Poor children don’t get as much exposure to language as their wealthier counterparts, research has found, and they tend to get more negative feedback. What they do hear is not as grammatically complex, with a narrower range of vocabulary. There is less understanding of how children develop and what they need for cognitive development, Farah said.
Stress seems to also play a major role. Parents of low-income are more predisposed to subject their children to a stressful environment, since they themselves are stressed at their own term by the uncertainties of meeting means, bad neighborhoods, crowding and so on. Stressed parents are less patient and affectionate, further stressing their children, according to Farah.
A recent study published in the journal PLoS One seems to be very revealing in this respect, involving a group African American adolescents who came from households of low socioeconomic status. When the participants were age 4, their parents’ responsivity (warmth and supportiveness) was evaluated, then some 11 to 14 years later, the now adolescents were subjects to a stress test. The participants had to hold a talk in front of a unfriendly audience.
After the test was over, the participants had their saliva sampled to measure cortisol – the stress hormone. Researchers found that cortisol reactivity was related to parental responsivity, and the less parental responsivity, the less of a normal stress response the volunteers had.
“You might say, ‘Well, of course life is more stressful in lower socioeconomic strata,’ ” she said. “But the degree of magnitude of the stress that they live with is just unbelievable.”
The idea that stress impairs brain development is thus born, but an even bigger question is beckoned – would this damage be permanent? It is unknown whether that stunting can be reversed, but you shouldn’t assume that it’s unchangeable, Farah said.
“If you’re interested in child policy and stuff, the important bottom line is: You never want to say, ‘Oh, damaged goods, so there’s nothing we can do now,’ ” she said.
The study
Along with Brian Avants, assistant professor of radiology, Farah followed 53 children who came from low socioeconomic status from birth through adolescence and performed brain imaging. The researchers performed their evaluation with two scales in mind: environmental stimulation (“child has toys that teach color” at age 4, and “child has access to at least 10 appropriate books” at age 8 etc) and parental stimulation (parent holds child close 10-15 minutes per day” at age 4).
The researchers wanted to see whether they could predict the thickness of cortisone based on these two major social factors.
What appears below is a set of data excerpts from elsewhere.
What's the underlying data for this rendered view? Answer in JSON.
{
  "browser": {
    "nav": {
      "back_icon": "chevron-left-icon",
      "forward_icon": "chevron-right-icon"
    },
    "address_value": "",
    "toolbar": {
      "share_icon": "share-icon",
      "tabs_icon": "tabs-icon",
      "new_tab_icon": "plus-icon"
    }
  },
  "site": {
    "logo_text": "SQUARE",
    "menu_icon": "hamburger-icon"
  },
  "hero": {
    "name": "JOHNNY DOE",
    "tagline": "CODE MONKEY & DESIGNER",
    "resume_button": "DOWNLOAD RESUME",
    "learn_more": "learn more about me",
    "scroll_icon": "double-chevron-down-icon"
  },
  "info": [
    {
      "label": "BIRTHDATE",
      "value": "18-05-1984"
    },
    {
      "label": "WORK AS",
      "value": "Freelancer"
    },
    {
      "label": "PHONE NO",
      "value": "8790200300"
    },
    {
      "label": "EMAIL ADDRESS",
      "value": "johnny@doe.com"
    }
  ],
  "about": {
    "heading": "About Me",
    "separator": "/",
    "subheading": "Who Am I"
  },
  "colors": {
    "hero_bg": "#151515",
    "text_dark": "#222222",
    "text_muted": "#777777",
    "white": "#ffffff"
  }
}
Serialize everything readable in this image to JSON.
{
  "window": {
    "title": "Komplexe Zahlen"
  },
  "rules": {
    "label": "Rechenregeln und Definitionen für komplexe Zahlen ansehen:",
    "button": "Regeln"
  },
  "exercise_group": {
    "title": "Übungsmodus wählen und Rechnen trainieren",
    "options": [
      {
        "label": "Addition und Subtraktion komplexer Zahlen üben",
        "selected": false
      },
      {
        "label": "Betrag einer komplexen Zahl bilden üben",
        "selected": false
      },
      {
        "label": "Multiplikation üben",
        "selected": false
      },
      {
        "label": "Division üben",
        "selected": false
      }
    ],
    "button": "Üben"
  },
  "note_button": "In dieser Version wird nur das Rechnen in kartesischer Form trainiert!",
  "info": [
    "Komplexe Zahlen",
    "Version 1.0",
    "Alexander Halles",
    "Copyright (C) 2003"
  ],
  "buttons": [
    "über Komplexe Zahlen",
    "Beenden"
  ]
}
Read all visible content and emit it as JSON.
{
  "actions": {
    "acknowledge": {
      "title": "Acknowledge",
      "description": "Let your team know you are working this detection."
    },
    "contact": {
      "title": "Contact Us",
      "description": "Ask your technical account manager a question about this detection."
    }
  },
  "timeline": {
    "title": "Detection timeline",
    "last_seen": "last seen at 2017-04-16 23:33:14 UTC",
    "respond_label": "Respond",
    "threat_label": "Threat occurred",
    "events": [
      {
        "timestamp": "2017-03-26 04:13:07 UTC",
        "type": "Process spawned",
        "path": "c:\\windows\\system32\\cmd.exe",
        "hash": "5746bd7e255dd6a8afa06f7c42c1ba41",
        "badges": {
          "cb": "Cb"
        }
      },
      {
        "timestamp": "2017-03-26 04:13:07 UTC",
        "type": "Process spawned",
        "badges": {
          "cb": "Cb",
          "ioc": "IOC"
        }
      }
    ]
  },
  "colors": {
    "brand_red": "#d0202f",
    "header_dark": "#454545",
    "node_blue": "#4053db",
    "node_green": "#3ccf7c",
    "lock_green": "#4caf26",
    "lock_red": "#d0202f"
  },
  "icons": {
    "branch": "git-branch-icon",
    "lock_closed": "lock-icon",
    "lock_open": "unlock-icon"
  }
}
Greater cortical thickness in childhood is associated with poor outcomes such as autism, Avants explained. Later in adolescence, relatively reduced cortical thickness is linked to higher IQ and other mental processes.
From this study, Farah and colleagues suggested that environmental stimulation at age 4 predicts cortical thickness in the late teenage years, but parental nurturing did not appear to be linked.
Their work has yet to be published, and the final conclusions will be very interesting to follow when the time comes. Farah and colleagues call for awareness, in the meantime. There are far fewer children with autism than there are poor children in the United States, for example, but autism as a condition gets more attention from the science community than the neurological implications of poverty, the authors write.
Farah presented the study at the Society for Neuroscience meeting in November.